I am trying to solve past Putnam Competition problems. I think I have a proof for Problem A5 of the 2010 exam. Here is the set of all problems: http://inside.mines.edu/~dlarue/putnam/exams/2010.pdf

The solution given required three lemmas to prove, so I wonder whether my proof is flawed (it seems too simple, and the only group property I used was existence of a (right) identity).
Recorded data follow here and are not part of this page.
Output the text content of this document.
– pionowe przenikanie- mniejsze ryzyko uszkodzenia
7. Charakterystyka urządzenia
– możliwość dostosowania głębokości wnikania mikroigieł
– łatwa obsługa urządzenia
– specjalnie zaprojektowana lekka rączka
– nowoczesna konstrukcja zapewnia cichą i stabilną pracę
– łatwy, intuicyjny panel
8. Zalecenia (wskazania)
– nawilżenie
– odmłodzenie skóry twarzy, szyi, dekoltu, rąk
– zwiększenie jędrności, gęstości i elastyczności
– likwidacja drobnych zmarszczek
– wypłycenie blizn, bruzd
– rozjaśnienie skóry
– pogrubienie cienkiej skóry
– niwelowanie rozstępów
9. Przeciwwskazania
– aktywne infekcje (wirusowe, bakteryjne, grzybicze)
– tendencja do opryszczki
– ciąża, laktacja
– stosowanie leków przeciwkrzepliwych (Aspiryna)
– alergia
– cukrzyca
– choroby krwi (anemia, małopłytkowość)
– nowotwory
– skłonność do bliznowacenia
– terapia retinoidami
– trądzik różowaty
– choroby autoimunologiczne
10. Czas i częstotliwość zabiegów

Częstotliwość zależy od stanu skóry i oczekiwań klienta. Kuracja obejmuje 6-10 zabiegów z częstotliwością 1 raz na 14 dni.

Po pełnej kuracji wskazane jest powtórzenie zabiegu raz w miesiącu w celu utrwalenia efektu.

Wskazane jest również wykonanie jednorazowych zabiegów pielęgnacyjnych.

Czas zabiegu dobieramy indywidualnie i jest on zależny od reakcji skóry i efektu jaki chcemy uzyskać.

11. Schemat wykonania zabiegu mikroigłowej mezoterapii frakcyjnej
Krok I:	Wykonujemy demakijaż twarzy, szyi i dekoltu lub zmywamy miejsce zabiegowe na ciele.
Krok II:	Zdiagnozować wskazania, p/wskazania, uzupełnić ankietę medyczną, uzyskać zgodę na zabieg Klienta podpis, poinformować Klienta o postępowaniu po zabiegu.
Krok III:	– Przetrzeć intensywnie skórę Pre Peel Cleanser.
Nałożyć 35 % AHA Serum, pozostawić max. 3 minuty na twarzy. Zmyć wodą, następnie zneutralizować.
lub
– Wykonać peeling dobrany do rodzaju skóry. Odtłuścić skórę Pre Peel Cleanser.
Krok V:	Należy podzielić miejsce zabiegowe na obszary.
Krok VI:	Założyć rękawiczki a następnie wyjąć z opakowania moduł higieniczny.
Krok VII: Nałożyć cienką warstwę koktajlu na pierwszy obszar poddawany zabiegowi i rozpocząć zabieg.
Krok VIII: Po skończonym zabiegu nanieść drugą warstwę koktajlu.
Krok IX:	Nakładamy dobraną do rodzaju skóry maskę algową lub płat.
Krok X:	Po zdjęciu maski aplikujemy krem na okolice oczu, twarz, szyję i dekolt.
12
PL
So can you tell me if my proof is correct?

Let $\mathbf{e}$ be an identity of the group $G$. Suppose there exists a vector $\mathbf{a}$ in $G$ such that $\mathbf{a}×\mathbf{e}≠\mathbf{0}$.
Then $\mathbf{a}×\mathbf{e} = \mathbf{a}\ast\mathbf{e}=\mathbf{a}$, therefore $\mathbf{a}×\left(\mathbf{a}×\mathbf{e}\right) = \mathbf{a}×\mathbf{a} = \mathbf{0}$.
But by properties of the cross product, $\|\mathbf{a}×\left(\mathbf{a}×\mathbf{e}\right)\|=\| \mathbf{a}\|\| \mathbf{a}×\mathbf{e}\| ≠ \mathbf{0}$ since neither $\mathbf{a}$ nor $\mathbf{a}×\mathbf{e}$ are $\mathbf{0}$.

The obtained contradiction shows that $\mathbf{a}×\mathbf{e} = \mathbf{0}$ for all $\mathbf{a}$ in $G$. Therefore, every vector in $G$ is proportional to the vector $\mathbf{e}$. But this means that all vectors lie on the same line, and therefore for every $\mathbf{a},\mathbf{b}$ in $G$, we have $\mathbf{a}×\mathbf{b}=\mathbf{0}$.

Last edited: Dec 6, 2013
2. Dec 6, 2013

### haruspex

Your proof looks sound to me (and very neat).